Com a popularização das ferramentas generativas, surge uma pergunta incômoda: quem é dono do que a IA cria? Mais do que isso: qual o controle que a sociedade tem sobre quais obras foram usadas nesse preparo algorítmico?

“A gente precisa olhar para três instâncias: o mercado, o Judiciário e o Legislativo”, diz Deppe.

Deppe lida atualmente com um caso emblemático: autores da canção viral “Beijo, Blues e Poesia”, gravada em 2015 pela dupla K-Sis, descobriram que a obra vinha sendo usada por canais do YouTube com vozes geradas por IA de artistas famosos — tudo sem autorização.
“Esses conteúdos estão sendo monetizados, e os autores originais não recebem nada”, relata.

Além disso, há riscos ocultos nos próprios termos de uso de algumas plataformas. “O produtor que usa certos softwares pode estar, sem saber, autorizando que suas criações alimentem a IA e sejam comercializadas depois — sem nenhum retorno financeiro.”

E daqui pra onde?

O horizonte da música feita (ou mediada) por inteligência artificial ainda está longe de um consenso. Para a compositora Tallia, o uso responsável é possível — desde que a tecnologia complemente, e não substitua.

“Sou contra qualquer plataforma que construa uma música inteira com pedaços de outras. Isso fere os direitos autorais de outras pessoas.”

Gustavo Deppe alerta para a chegada iminente de sucessos gerados majoritariamente por IA.

“A questão não é mais ‘se’, e sim ‘como’ vamos reagir.
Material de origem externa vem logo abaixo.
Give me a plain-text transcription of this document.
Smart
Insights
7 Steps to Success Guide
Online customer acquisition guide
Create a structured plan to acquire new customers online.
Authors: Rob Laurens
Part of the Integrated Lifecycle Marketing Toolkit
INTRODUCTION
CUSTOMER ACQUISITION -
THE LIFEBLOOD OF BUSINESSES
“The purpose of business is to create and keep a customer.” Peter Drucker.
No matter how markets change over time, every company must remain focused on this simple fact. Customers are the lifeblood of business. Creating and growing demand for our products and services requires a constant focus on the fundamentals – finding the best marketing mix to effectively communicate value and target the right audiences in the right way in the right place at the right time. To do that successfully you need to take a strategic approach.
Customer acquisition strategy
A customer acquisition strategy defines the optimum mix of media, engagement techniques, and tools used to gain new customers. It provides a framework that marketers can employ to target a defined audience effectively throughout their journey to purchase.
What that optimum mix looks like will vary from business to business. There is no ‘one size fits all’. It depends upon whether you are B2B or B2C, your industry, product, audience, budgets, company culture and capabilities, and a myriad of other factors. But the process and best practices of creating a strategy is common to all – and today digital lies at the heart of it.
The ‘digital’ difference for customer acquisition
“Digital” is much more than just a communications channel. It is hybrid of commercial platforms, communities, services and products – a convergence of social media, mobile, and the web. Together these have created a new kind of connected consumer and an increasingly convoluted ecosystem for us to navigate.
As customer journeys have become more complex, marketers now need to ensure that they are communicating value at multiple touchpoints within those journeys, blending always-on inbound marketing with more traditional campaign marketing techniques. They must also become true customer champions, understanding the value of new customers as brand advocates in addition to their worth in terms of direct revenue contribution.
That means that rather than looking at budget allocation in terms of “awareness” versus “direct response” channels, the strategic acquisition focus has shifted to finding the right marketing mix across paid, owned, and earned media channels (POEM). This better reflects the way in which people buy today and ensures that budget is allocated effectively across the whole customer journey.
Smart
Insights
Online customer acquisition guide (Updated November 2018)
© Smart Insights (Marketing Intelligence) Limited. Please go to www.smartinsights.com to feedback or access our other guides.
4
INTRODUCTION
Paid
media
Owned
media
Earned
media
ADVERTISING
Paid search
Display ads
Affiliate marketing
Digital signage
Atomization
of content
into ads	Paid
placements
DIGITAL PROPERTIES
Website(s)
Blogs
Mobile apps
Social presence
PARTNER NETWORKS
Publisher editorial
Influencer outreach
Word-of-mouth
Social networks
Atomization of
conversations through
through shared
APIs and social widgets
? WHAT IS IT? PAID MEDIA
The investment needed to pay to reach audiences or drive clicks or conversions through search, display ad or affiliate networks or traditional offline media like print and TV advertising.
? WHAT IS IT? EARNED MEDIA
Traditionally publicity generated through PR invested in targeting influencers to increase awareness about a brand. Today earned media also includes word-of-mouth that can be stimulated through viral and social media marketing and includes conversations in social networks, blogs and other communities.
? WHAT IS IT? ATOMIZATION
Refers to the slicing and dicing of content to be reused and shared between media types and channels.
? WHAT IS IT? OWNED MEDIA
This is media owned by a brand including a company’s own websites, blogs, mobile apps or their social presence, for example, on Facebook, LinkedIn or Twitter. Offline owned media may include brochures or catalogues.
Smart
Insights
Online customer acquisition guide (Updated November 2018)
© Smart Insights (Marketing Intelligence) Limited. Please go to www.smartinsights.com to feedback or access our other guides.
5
E, por enquanto, o Brasil ainda está despreparado.”

Na Europa, uma lei chamada Artificial Intelligence Act (ou AI Act) entrou em vigor em agosto de 2024 com dois objetivos principais: estabelecer uma política de respeito aos direitos autorais e exigir transparência nos dados de treinamento — ou seja, ferramentas precisam divulgar publicamente um resumo detalhado dos conteúdos utilizados para treinar seus algoritmos.

Foi essa legislação que inspirou o debate atual sobre IA no Brasil.

Atualmente, tramitam no Congresso Nacional três projetos de lei voltados à regulamentação da inteligência artificial e sua relação com os direitos autorais:

  • PL 2338/2023 – busca criar um marco regulatório para o desenvolvimento e uso da IA no país (já aprovado no Senado em dezembro de 2024 e em análise na Câmara dos Deputados);
  • PL 1473/2023 – obriga empresas que operam sistemas de IA a oferecer ferramentas para que criadores de conteúdo possam restringir o uso de suas obras pelos algoritmos;
  • PL 3656/2024 – propõe alterações na Lei nº 9.610/1998, a fim de estabelecer regras sobre direitos autorais de obras geradas integral ou majoritariamente por IA de forma autônoma.

Dezesseis anos depois de Jay-Z tentar matar o autotune, estamos mais distantes do que nunca de um funeral.
Pelo contrário: há um clima de euforia com as possibilidades infinitas dessas ferramentas — a despeito do medo constante de uma superação robótica do material humano.

Agora, o que todos esperam é a hora do acerto de contasnão com os robôs, mas com os humanos por trás deles, que fazem arte a partir da arte de outros humanos.